I don't know if I even believe there is a casual spammer. One or a few hits is a warning, we've sniffed you out, we'll be back. I also doubt stalkers except in isolated cases, it's not a personal vendetta, these people are paid to push crap and are paid on delivery. So the larger a list they can maintain of sites that care vulnerable, the longer they stay in business.

The last bit is mostly speculation, but I've had a lot of long late nights to think on it and have scoured and scoured for ways to slow them down a bit. Or go bother someone else. :-)

I'm happy to agree to disagree. I'm sure there's a few obsessive spammers who feel affronted if one site gets away; and I know there's some stakers out there.

But my experience (direct and indirect) is that the average spammer is much like the average anyone else; making a living.
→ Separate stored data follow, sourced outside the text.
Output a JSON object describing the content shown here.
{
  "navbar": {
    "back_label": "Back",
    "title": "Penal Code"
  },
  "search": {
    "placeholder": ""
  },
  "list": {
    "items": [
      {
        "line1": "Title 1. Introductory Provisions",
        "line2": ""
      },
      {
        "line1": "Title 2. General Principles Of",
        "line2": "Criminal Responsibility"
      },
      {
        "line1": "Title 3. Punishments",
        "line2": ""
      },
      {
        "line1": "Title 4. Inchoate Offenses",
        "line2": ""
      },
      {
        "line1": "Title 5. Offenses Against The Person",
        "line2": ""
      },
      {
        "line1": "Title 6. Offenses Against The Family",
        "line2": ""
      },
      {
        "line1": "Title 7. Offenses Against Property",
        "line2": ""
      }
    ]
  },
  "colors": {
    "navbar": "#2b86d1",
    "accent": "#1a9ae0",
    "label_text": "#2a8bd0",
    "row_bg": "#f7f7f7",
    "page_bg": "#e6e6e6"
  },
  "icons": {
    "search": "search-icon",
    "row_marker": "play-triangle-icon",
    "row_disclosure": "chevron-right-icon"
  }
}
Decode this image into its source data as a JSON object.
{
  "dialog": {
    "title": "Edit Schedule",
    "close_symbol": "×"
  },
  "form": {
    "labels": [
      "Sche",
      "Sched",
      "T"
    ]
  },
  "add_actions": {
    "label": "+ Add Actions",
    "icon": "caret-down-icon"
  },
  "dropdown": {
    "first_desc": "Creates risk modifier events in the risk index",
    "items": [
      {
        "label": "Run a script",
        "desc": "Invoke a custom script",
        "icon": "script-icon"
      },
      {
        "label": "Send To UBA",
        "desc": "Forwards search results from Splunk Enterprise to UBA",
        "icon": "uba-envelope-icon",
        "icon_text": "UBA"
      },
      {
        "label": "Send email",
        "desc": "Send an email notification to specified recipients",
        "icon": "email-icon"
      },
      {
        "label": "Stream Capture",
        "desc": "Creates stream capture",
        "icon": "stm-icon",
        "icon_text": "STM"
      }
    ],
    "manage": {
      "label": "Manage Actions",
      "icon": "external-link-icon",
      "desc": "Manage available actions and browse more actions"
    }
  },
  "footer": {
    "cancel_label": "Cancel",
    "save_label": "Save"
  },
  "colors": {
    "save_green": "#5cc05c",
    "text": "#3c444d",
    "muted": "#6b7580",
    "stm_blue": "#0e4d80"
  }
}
Most couldn't give a cuss if they fail to show on a few out of 10,000 sites; they are harvesting 10,000 more tomorrow.

I also know for a fact that many spammers are thick opportunists, simple hand-to-mouth slimeballs who just click where they are told to and lie when they pretend to be so great.

Don't forget these folk you rate so high don't even know which sites use nofollow :) Well, DUH! ;)

I shut the form down three days ago. It still continues to receive the same level of spam activity as when it started five months ago.

The position of my hosting was that these particular type spammers are becoming almost impossible to trace or block. They argued many even knew how to break some captchas. The hosting company now concentrated on client apps that weren’t vulnerable before release to customers. They never endorsed NMS but the problem is they weren't endorsing anything in the formmail area. That is understandable.

Based upon talking to some of the actual spammers in July they proceed exactly like Rocknbill describes. I’m use to what Quadrille describes and percentage wise that's what I mainly see. The spammers said, and I quote, they intend to flood any site that was vulnerable with millions of posts. They seemed mostly interested in arguing the legality of what they did. It was a screwy set of ethics but they wanted to convey the message that you can’t accuse people of spam if you’re allowing people to post to anything.

I also track more than you imagine Lucknbil and fed them a test account when they offered to remove me from their database. I did that to judge their intentions because like with the spam everything else was untraceable. They promptly bombed that form. I also realized they would destroy any forum, blog, etc without a second thought. I covered my tracks when dealing with them because I reconized they weren't the usual sloppy spammers.

I walked away from the situation with two things in mind. They actually had automated the process of joining even membership forums. Plus they knew how to thwart even the best efforts to run them out of any site that allowed posting. They also seemed to incorporate a human side as a mop up to the operation.

Remember what is being trafficked is medications (drugs).

To me the form virtually becomes worthless even if I have beaten every spammer before or can beat 99.99% of them. If one can get through posting 25-75 messages daily others will follow with time.

outland I can help. Defeat is not an option. :-) It's our Internet too. You can find my sticky, we can chat.